Layne and Karen Miller have been foster parents for nine years and say that there is nothing they could have done to help others that is more meaningful than providing stable homes for children who have none.
Giving children a stable and happy home is one of the main goals of foster care programs.
It's hard to listen to the stories, and not get tears in ones eyes.
That's because while all the stories are different, they are also the same. Children from families riddled by alcoholism, drugs, abuse and neglect.
Yet underneath, they are the same as other children. They need a stable home, one that cares for them.
Over the years foster parenting has gotten a bad rap at times. There have been kids that have fallen through the cracks and gone to people who shouldn't have had any kids in their homes. There have been incidents where foster kids have caused great grief for the foster parents as well. But those instances, on both ends, are rare; almost as rare as an armed robbery in Price.
For many foster parents and the kids they took care of, the experience has been satisfying, in fact, life transforming.
"If you are going to pick one thing in your life that is a labor of love, this is it," says Layne Miller of Price, who along with his wife Karen have been taking in foster kids for about nine years. "Our goal is to work ourselves out of a job; to get these kids back to their parents."
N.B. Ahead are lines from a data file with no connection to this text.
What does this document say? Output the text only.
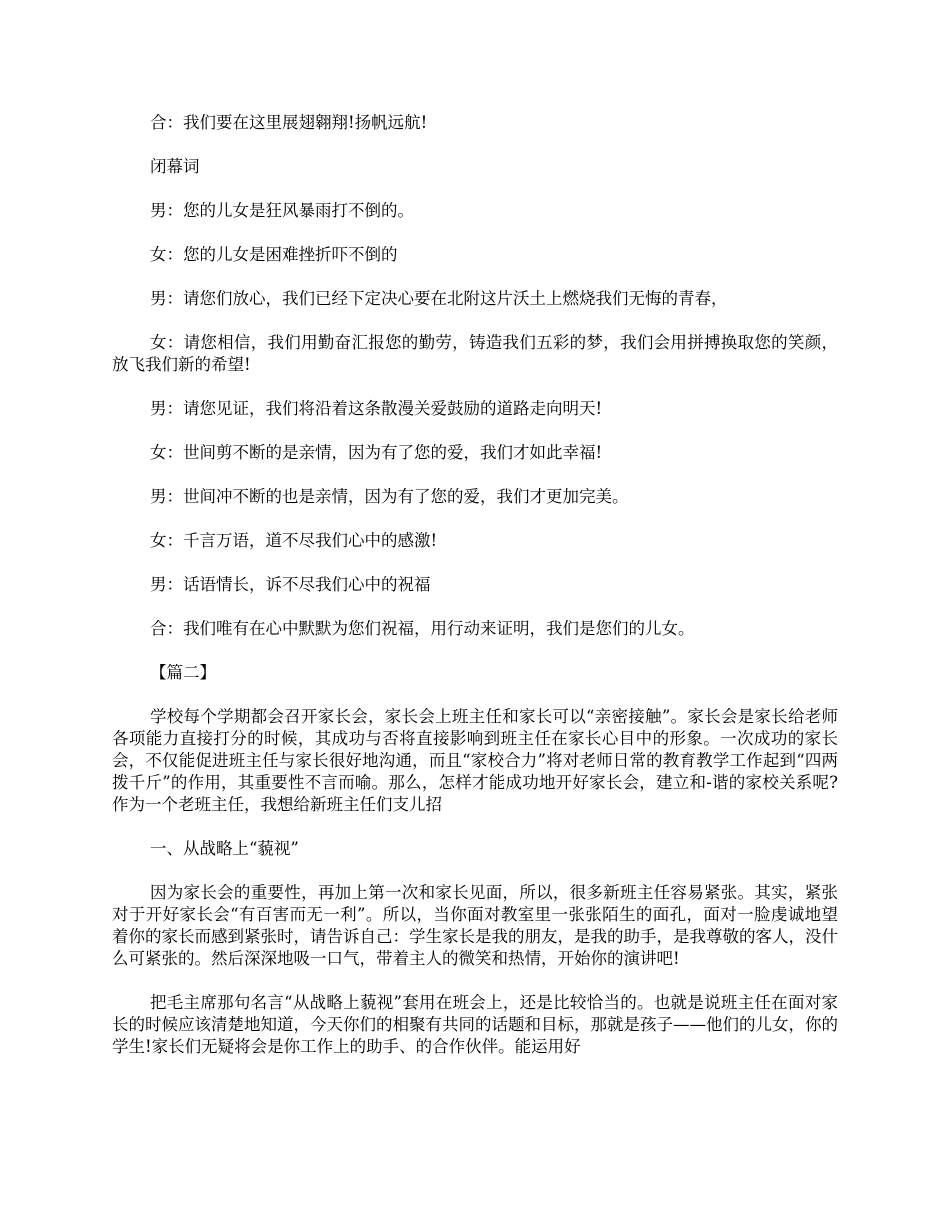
合：我们要在这里展翅翱翔!扬帆远航!

闭幕词

男：您的儿女是狂风暴雨打不倒的。

女：您的儿女是困难挫折吓不倒的

男：请您们放心，我们已经下定决心要在北附这片沃土上燃烧我们无悔的青春，

女：请您相信，我们用勤奋汇报您的勤劳，铸造我们五彩的梦，我们会用拼搏换取您的笑颜，放飞我们新的希望!

男：请您见证，我们将沿着这条散漫关爱鼓励的道路走向明天!

女：世间剪不断的是亲情，因为有了您的爱，我们才如此幸福!

男：世间冲不断的也是亲情，因为有了您的爱，我们才更加完美。

女：千言万语，道不尽我们心中的感激!

男：话语情长，诉不尽我们心中的祝福

合：我们唯有在心中默默为您们祝福，用行动来证明，我们是您们的儿女。

【篇二】

学校每个学期都会召开家长会，家长会上班主任和家长可以“亲密接触”。家长会是家长给老师各项能力直接打分的时候，其成功与否将直接影响到班主任在家长心目中的形象。一次成功的家长会，不仅能促进班主任与家长很好地沟通，而且“家校合力”将对老师日常的教育教学工作起到“四两拨千斤”的作用，其重要性不言而喻。那么，怎样才能成功地开好家长会，建立和-谐的家校关系呢?作为一个老班主任，我想给新班主任们支儿招

一、从战略上“藐视”

因为家长会的重要性，再加上第一次和家长见面，所以，很多新班主任容易紧张。其实，紧张对于开好家长会“有百害而无一利”。所以，当你面对教室里一张张陌生的面孔，面对一脸虔诚地望着你的家长而感到紧张时，请告诉自己：学生家长是我的朋友，是我的助手，是我尊敬的客人，没什么可紧张的。然后深深地吸一口气，带着主人的微笑和热情，开始你的演讲吧!

把毛主席那句名言“从战略上藐视”套用在班会上，还是比较恰当的。也就是说班主任在面对家长的时候应该清楚地知道，今天你们的相聚有共同的话题和目标，那就是孩子——他们的儿女，你的学生!家长们无疑将会是你工作上的助手、的合作伙伴。能运用好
That's the point of foster care; to bring stability and love into a childs life. It is to return them to the home they know, once it is stabilized or the circumstances under which they lived are corrected. So consequently the story of foster care is about families; not just one but two. The family who the child belongs to and the family who temporarily cares for the child.
Miller tells a story about one such boy they had a number of years ago. He was somewhat mentally challenged and his parents were in a situation where they were not able to care for him properly. The Millers took him in and started to stabilize his life.
"The father of this boy didn't like us at all," said Miller. "He may have hated us."
But the fact was that as the boy grew older he came to appreciate his foster parents and he eventually graduated from high school. Meantime the father had learned to control his anger issues through therapy and eventually the boy was returned to his family. But the foster parent experience didn't stop there.
"We continued to work with the family and one day the father called me up and asked me to go to the boys school with him to apologize to a teacher he had had an argument with," said Miller. "When the boy graduated from high school his grandparents couldn't be there so we were invited to the ceremony."
It had been a long road with that child, but it was all worth it says Miller.
"After graduation the father came up to me and said 'Thanks for being an important part of our life,'" said Miller with tears in his eyes.
Of the eight children the Millers have had over the years, all the experiences with them have been rewarding. Miller said it all began with a situation that included a friend who had a nephew staying with her because the parents were not taking proper care of the boy. The Millers could see she was struggling with this kid so they went to the Division of Children and Family Services to see if they could take him and help him.
"Through that experience we could see the great need there was for foster parents," said Miller. And despite some problems with that first child in their home they said to themselves, "We can do this, we can make a difference."
Presently licensed by the state and the Utah Foster Care Foundation, Layne and Karen can take up to four kids at once. Recently they have been concentrating on taking teenage boys.
Miller says you have to be up for a challenge when you take foster kids into your home.
"Each child brings their own issues into your home," states Miller. "If you think they are all the same you will fail at this. And you can't assure success just because you have a loving and caring home. The care needs to be totally based on the individual child and you have to be realistic about what might go on or you won't be successful."
Miller says a foster family gives a kid who was dealt a bad hand in life a chance to level the playing field, to move on to a more normal life.
"What we had to do was treat them like our own kids," he says. "If we go on a trip they go with us. We took the kids to Las Vegas and they loved Fremont Street. We have taken them everywhere; on tours, to Disneyland and just to normal activities. The most important thing we can do is to provide an example, the example of a good family."
Miller said the experience has affected his entire family.
"You learn to give and to do things for someone beyond yourself and your own family," he stated. "It certainly can be a sacrifice. For my own kids it was an education. They had to learn to give and sacrifice too. It is a real education process."
Many in the community believe that people become foster parents because of the compensation they receive for doing it. But Miller says the money seldom equals the work that must be done, and most people spend much more than they get to take care of foster children.
"The amount of compensation for a child depends on the level of the childs situation," said Miller. "Basic foster care for a child with few problems is so much and as the problems or disabilities increase the payment goes up. But I have never met anyone who got rich from being a foster parent."
Miller says the entire foster care experience leads one to places they never thought they would go.
"You have to learn a lot of extra stuff to be a foster parent," he said. "The result of that is that it taught us how to really care about others and taught Karen and I how to work together more than we ever did before."
He also says that things happen long after the experience that no one would expect.
"We have former foster kids stop by the house and talk with us, sometimes seeking advice about their lives," he said. "And then we also find ourselves providing a respite for parents who need a break from their kids as well. We do all that to help."
Being a foster parent isn't what most people think it is; no one has to take kids that they don't feel comfortable with taking and they are in control of their own situation.
For most, like the Millers, it is a life changing experience that they will never forget, nor regret.
Editors note; This is the third article in a three part series on foster care in eastern Utah.